Putting a ‘Spotlight’ on how the church lost its way | Faith Matters

NEW JERSEY
NJ.com

By Rev. Alexander Santora/For the Jersey Journal
on November 17, 2015

It was a dreary, rainy, cold Tuesday evening last week when I trudged over to Union Square, Manhattan, to see, “Spotlight.” The film depicts The Boston Globe’s investigative unit uncovering the enormous sexual scandal in the Boston Archdiocese back in 2002.

Entering the theater just before endless trailers began, I was amazed to find not only a few seats left, but also that most of the audience was made up of young adults. The movie was only playing in one other uptown theater. After two hours and eight minutes, I was tempted to run up to the front of the theater and ask the people to stay seated so we could talk.

They could not leave the theater after the film ends with the publication of the front-page story on the Feast of Epiphany. The reporters from this unit come into work on that January Sunday, and the phones are ringing off the hook as perhaps scores of abuse victims are calling in their stories after reading the article.
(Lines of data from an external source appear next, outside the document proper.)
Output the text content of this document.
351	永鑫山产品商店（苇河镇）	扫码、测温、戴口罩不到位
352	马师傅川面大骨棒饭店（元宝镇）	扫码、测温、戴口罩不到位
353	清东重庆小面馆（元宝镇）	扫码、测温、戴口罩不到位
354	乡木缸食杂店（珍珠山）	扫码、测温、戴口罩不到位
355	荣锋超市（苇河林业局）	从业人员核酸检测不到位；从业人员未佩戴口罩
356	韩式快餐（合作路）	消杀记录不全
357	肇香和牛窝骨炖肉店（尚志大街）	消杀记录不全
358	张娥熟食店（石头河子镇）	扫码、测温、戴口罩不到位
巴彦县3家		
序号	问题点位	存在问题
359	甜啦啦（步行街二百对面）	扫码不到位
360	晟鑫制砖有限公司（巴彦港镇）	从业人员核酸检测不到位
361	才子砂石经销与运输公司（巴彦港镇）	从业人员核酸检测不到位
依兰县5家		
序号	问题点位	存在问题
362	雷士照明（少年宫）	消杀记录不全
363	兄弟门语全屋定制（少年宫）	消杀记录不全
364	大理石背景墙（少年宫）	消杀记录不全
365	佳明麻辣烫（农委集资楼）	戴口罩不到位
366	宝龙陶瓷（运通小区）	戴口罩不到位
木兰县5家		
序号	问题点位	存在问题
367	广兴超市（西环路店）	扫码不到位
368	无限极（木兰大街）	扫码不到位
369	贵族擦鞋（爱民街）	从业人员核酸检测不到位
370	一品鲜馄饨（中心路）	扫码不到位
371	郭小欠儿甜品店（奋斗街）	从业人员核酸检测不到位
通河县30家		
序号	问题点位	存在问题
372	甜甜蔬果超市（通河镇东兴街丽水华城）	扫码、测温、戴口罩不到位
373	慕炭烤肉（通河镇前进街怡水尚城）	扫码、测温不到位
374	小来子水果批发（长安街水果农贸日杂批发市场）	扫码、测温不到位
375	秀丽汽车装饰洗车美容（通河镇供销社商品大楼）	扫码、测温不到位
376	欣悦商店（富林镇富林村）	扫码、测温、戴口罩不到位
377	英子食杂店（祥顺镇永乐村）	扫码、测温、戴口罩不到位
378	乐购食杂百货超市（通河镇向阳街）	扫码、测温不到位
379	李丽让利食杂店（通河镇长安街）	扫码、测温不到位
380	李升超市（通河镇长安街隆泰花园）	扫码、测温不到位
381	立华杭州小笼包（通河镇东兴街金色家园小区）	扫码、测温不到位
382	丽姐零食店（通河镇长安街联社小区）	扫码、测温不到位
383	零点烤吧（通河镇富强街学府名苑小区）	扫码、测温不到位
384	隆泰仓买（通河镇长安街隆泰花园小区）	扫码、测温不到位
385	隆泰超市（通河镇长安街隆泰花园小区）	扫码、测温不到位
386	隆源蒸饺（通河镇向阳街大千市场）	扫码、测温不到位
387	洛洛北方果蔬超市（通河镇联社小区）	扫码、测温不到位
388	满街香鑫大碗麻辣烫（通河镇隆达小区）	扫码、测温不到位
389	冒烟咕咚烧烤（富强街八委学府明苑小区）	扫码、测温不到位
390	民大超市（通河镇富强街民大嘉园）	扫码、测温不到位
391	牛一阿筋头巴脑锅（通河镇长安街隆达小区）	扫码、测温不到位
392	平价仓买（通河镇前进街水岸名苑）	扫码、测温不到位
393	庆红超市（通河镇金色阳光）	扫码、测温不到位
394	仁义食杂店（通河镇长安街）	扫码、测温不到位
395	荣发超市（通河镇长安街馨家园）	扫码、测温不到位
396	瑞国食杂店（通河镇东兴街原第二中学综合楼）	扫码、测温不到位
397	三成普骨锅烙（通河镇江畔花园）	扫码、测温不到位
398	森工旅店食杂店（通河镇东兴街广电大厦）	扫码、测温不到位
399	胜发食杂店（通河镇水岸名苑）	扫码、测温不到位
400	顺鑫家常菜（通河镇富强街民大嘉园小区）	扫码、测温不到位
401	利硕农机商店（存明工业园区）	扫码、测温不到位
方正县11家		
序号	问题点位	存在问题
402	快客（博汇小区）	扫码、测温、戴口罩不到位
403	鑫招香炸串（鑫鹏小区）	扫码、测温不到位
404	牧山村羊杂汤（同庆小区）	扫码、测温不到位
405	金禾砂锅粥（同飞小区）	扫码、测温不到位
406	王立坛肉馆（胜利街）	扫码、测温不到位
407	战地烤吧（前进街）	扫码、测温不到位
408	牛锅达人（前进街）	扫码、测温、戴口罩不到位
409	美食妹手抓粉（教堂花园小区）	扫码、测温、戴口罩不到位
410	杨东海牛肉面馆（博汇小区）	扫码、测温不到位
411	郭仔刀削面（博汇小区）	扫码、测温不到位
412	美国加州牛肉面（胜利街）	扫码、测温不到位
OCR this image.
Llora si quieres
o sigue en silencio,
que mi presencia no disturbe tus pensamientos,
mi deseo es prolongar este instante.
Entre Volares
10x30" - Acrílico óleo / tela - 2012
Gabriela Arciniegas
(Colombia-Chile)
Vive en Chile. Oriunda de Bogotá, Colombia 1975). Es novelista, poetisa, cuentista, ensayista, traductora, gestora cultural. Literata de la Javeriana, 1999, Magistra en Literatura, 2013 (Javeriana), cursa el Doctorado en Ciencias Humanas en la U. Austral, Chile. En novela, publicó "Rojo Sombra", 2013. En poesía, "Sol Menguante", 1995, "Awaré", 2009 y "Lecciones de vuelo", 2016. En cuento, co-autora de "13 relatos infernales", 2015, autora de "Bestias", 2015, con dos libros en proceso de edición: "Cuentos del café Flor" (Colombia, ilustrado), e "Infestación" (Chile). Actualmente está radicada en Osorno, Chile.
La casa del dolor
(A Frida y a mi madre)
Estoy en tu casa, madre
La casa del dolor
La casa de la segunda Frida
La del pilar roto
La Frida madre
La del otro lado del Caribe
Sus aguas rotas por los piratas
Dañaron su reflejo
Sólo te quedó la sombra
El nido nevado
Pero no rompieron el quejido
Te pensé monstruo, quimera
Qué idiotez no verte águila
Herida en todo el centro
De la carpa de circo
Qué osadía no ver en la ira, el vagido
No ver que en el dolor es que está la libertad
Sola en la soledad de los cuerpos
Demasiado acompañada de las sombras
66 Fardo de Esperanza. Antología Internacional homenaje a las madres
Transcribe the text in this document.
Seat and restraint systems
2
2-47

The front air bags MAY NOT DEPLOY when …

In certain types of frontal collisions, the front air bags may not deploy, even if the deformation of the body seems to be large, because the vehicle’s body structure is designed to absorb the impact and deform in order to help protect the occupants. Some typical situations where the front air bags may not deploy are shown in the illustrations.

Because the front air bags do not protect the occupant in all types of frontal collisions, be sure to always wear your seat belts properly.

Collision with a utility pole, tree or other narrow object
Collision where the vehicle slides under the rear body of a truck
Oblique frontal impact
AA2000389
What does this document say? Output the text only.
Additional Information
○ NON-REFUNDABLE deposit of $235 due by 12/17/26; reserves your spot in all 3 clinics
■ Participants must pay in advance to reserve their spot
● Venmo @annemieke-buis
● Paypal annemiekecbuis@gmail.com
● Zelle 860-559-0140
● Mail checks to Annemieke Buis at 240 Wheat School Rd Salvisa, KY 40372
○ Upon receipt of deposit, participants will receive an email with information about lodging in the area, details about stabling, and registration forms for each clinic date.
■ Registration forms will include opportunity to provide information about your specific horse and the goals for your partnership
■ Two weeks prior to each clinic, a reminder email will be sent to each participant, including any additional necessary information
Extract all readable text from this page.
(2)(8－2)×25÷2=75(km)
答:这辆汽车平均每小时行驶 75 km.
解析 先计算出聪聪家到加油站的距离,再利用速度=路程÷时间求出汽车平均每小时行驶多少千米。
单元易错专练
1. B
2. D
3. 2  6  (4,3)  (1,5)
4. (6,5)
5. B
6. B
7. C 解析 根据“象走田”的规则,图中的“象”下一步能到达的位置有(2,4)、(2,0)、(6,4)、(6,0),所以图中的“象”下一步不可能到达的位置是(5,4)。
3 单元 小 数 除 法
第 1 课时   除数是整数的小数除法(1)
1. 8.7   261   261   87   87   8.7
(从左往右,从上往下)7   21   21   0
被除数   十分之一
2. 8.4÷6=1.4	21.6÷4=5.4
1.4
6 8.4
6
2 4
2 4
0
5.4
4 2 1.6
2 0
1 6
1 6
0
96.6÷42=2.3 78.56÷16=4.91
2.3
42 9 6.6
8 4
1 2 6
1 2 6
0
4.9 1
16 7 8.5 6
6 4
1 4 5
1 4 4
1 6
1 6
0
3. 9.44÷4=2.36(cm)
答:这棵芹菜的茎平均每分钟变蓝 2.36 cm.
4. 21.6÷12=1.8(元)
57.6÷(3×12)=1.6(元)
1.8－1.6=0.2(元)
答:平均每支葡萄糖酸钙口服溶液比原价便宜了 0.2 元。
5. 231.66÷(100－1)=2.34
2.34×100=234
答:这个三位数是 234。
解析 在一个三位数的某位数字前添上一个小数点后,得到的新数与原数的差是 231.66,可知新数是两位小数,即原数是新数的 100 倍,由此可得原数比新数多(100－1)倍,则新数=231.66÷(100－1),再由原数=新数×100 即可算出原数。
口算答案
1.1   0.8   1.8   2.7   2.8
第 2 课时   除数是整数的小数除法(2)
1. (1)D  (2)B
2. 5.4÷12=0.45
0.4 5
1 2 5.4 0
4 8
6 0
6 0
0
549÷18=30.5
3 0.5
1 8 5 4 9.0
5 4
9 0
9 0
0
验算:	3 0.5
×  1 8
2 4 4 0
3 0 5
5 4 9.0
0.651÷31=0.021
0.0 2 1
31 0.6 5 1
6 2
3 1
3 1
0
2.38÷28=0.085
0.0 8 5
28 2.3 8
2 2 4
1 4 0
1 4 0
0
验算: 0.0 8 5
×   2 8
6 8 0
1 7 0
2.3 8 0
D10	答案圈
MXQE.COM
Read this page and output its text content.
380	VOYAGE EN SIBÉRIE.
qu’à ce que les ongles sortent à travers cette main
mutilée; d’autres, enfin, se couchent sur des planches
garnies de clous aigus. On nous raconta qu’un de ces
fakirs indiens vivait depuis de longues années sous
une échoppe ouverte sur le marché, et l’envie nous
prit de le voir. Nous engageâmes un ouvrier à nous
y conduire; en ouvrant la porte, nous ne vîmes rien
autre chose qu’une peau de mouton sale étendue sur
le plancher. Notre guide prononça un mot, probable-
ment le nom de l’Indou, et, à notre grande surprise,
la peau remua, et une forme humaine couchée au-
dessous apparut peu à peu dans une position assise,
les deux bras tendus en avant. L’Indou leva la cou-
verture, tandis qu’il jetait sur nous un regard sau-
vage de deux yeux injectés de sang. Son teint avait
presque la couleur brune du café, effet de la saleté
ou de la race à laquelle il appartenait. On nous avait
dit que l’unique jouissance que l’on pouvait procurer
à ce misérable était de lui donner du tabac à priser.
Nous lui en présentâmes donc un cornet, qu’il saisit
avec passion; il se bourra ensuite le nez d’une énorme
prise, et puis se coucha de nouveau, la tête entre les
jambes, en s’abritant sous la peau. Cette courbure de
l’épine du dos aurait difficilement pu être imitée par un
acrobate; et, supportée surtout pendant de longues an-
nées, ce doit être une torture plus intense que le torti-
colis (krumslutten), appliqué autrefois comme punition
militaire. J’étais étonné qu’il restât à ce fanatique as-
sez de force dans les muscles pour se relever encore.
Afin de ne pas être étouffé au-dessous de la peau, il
This Pulitzer Prize winning investigative unit of the newspaper, called Spotlight, uncovered not only that as many as 90 priests in the Boston area abused children and teens, but also that Cardinal Bernard Law, the Archbishop of Boston, knew for years about some of these priests and shuffled them from parish to parish where they abused again and again.

This audience, I thought, cannot leave thinking that this is the Catholic Church today. Or that nothing was ever done. Or that this was typical of every diocese, of all priests, and that Law was representative. But that was the power of this film. It wasn’t a propaganda film against the church. It touches on matters of celibacy and sealed settlements and clerical life, but it wasn’t taking a stand.